Monday, July 11, 2011
About two weeks ago I finally made the jump and added a surf specific SUP to the collection of paddle craft. I picked up a 8'11" Lopez Lil' Darlin the night before I left for a week of surfing in SoCal. Up until now I've been surfing boards in the 11 - 12' size and having a blast, but I was ready for more performance. I made the trek down by car and met up with Hales and some other friends and right away got into the water.
The board is obviously much less stable and slower than what I'm used to - on flatwater. On the wave, it is fast, stable and maneuverable, but I need more time before I have control of it. After five days in well formed small waves, I felt really pleased on my progression in that short time and got a good sense of what the board can do once I improve my skills a bit.
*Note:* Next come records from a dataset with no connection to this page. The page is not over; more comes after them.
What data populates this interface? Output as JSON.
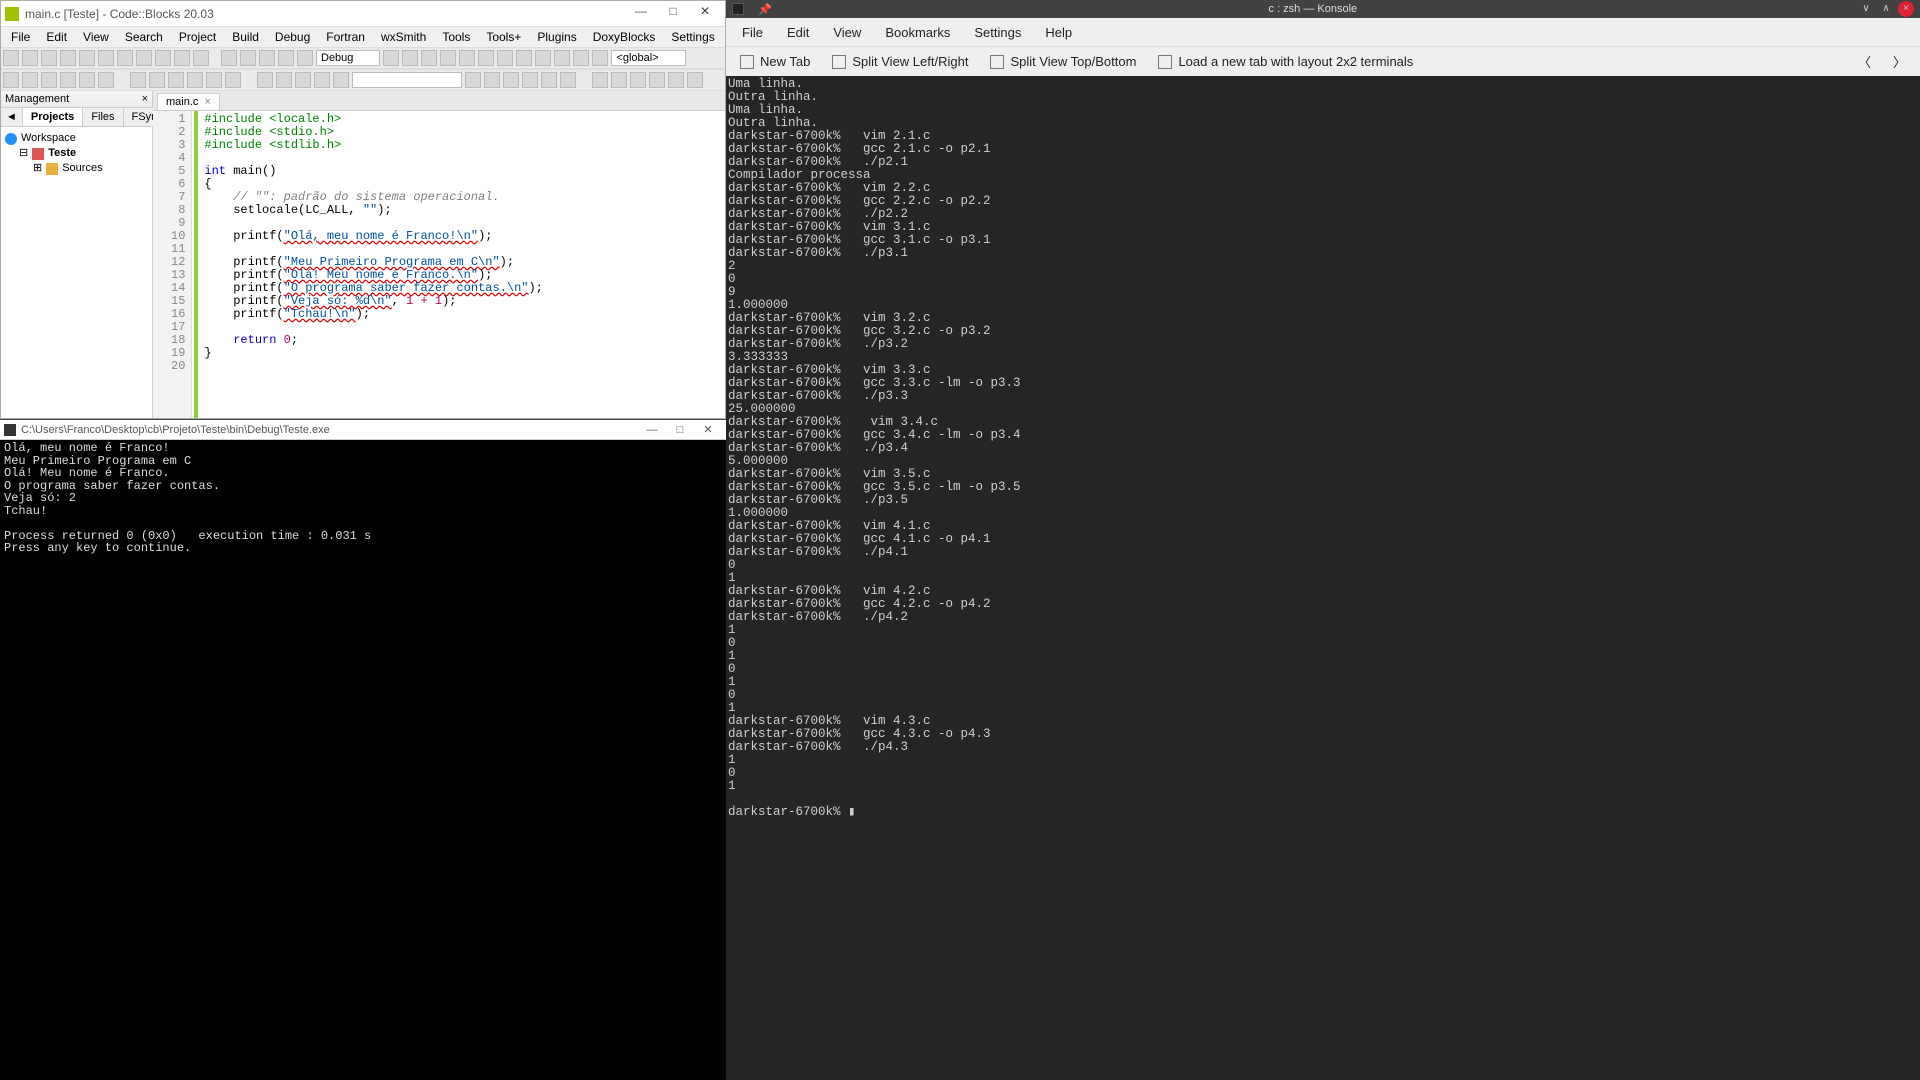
{
  "codeblocks": {
    "title": "main.c [Teste] - Code::Blocks 20.03",
    "menu": [
      "File",
      "Edit",
      "View",
      "Search",
      "Project",
      "Build",
      "Debug",
      "Fortran",
      "wxSmith",
      "Tools",
      "Tools+",
      "Plugins",
      "DoxyBlocks",
      "Settings",
      "Help"
    ],
    "buildTarget": "Debug",
    "scope": "<global>",
    "mgmt": {
      "title": "Management",
      "tabs": [
        "Projects",
        "Files",
        "FSymbols"
      ],
      "workspace": "Workspace",
      "project": "Teste",
      "sources": "Sources"
    },
    "editorTab": "main.c",
    "code": {
      "1": {
        "pre": "#include <locale.h>"
      },
      "2": {
        "pre": "#include <stdio.h>"
      },
      "3": {
        "pre": "#include <stdlib.h>"
      },
      "4": {
        "plain": ""
      },
      "5": {
        "kw": "int",
        "plain": " main()"
      },
      "6": {
        "plain": "{"
      },
      "7": {
        "cm": "    // \"\": padrão do sistema operacional."
      },
      "8": {
        "plain": "    setlocale(LC_ALL, ",
        "str": "\"\"",
        "plain2": ");"
      },
      "9": {
        "plain": ""
      },
      "10": {
        "plain": "    printf(",
        "str": "\"Olá, meu nome é Franco!\\n\"",
        "plain2": ");"
      },
      "11": {
        "plain": ""
      },
      "12": {
        "plain": "    printf(",
        "str": "\"Meu Primeiro Programa em C\\n\"",
        "plain2": ");"
      },
      "13": {
        "plain": "    printf(",
        "str": "\"Olá! Meu nome é Franco.\\n\"",
        "plain2": ");"
      },
      "14": {
        "plain": "    printf(",
        "str": "\"O programa saber fazer contas.\\n\"",
        "plain2": ");"
      },
      "15": {
        "plain": "    printf(",
        "str": "\"Veja só: %d\\n\"",
        "plain2": ", ",
        "num": "1 + 1",
        "plain3": ");"
      },
      "16": {
        "plain": "    printf(",
        "str": "\"Tchau!\\n\"",
        "plain2": ");"
      },
      "17": {
        "plain": ""
      },
      "18": {
        "plain": "    ",
        "kw": "return",
        "plain2": " ",
        "num": "0",
        "plain3": ";"
      },
      "19": {
        "plain": "}"
      },
      "20": {
        "plain": ""
      }
    }
  },
  "console": {
    "title": "C:\\Users\\Franco\\Desktop\\cb\\Projeto\\Teste\\bin\\Debug\\Teste.exe",
    "lines": [
      "Olá, meu nome é Franco!",
      "Meu Primeiro Programa em C",
      "Olá! Meu nome é Franco.",
      "O programa saber fazer contas.",
      "Veja só: 2",
      "Tchau!",
      "",
      "Process returned 0 (0x0)   execution time : 0.031 s",
      "Press any key to continue."
    ]
  },
  "konsole": {
    "title": "c : zsh — Konsole",
    "menu": [
      "File",
      "Edit",
      "View",
      "Bookmarks",
      "Settings",
      "Help"
    ],
    "toolbar": {
      "newTab": "New Tab",
      "splitLR": "Split View Left/Right",
      "splitTB": "Split View Top/Bottom",
      "layout": "Load a new tab with layout 2x2 terminals"
    },
    "prompt": "darkstar-6700k%",
    "body": "Uma linha.\nOutra linha.\nUma linha.\nOutra linha.\ndarkstar-6700k%   vim 2.1.c\ndarkstar-6700k%   gcc 2.1.c -o p2.1\ndarkstar-6700k%   ./p2.1\nCompilador processa\ndarkstar-6700k%   vim 2.2.c\ndarkstar-6700k%   gcc 2.2.c -o p2.2\ndarkstar-6700k%   ./p2.2\ndarkstar-6700k%   vim 3.1.c\ndarkstar-6700k%   gcc 3.1.c -o p3.1\ndarkstar-6700k%   ./p3.1\n2\n0\n9\n1.000000\ndarkstar-6700k%   vim 3.2.c\ndarkstar-6700k%   gcc 3.2.c -o p3.2\ndarkstar-6700k%   ./p3.2\n3.333333\ndarkstar-6700k%   vim 3.3.c\ndarkstar-6700k%   gcc 3.3.c -lm -o p3.3\ndarkstar-6700k%   ./p3.3\n25.000000\ndarkstar-6700k%    vim 3.4.c\ndarkstar-6700k%   gcc 3.4.c -lm -o p3.4\ndarkstar-6700k%   ./p3.4\n5.000000\ndarkstar-6700k%   vim 3.5.c\ndarkstar-6700k%   gcc 3.5.c -lm -o p3.5\ndarkstar-6700k%   ./p3.5\n1.000000\ndarkstar-6700k%   vim 4.1.c\ndarkstar-6700k%   gcc 4.1.c -o p4.1\ndarkstar-6700k%   ./p4.1\n0\n1\ndarkstar-6700k%   vim 4.2.c\ndarkstar-6700k%   gcc 4.2.c -o p4.2\ndarkstar-6700k%   ./p4.2\n1\n0\n1\n0\n1\n0\n1\ndarkstar-6700k%   vim 4.3.c\ndarkstar-6700k%   gcc 4.3.c -o p4.3\ndarkstar-6700k%   ./p4.3\n1\n0\n1\n\ndarkstar-6700k% ▮"
  }
}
My background in the surfzone is roughly ten years of sea kayak surfing. Very little in short boats, some longboarding and a bit of time on a shortboard. I've always really loved surfing waves, especially in sea kayaks, but I won't be switching back anytime soon. The SUP is sooooo much more fun on the wave and is opening up a new realm of paddling fun for me.
After five days in San Diego the deck pad was barely hanging on, so first order of business once I returned was to strip it off and remount it. I didn't document the process with photos, but feel it is worth mentioning that it is a ton of work. The pad peeled off easily enough, but obviously left a ton of residue. I finally came to a system that made short work of a clean removal of all stickiness. Next I wanted to try something different and cut the pad into many smaller pieces approximately 2" by 4". After more work laying it out, taping it off, using a spray adhesive to mount and walking on the board to provide pressure, I'm finally done and the finished product is pretty nice. So far I really like the grip it provides but time will tell as to how long the pad will stay down. If it fails me, I will likely be going back to good old fashioned wax.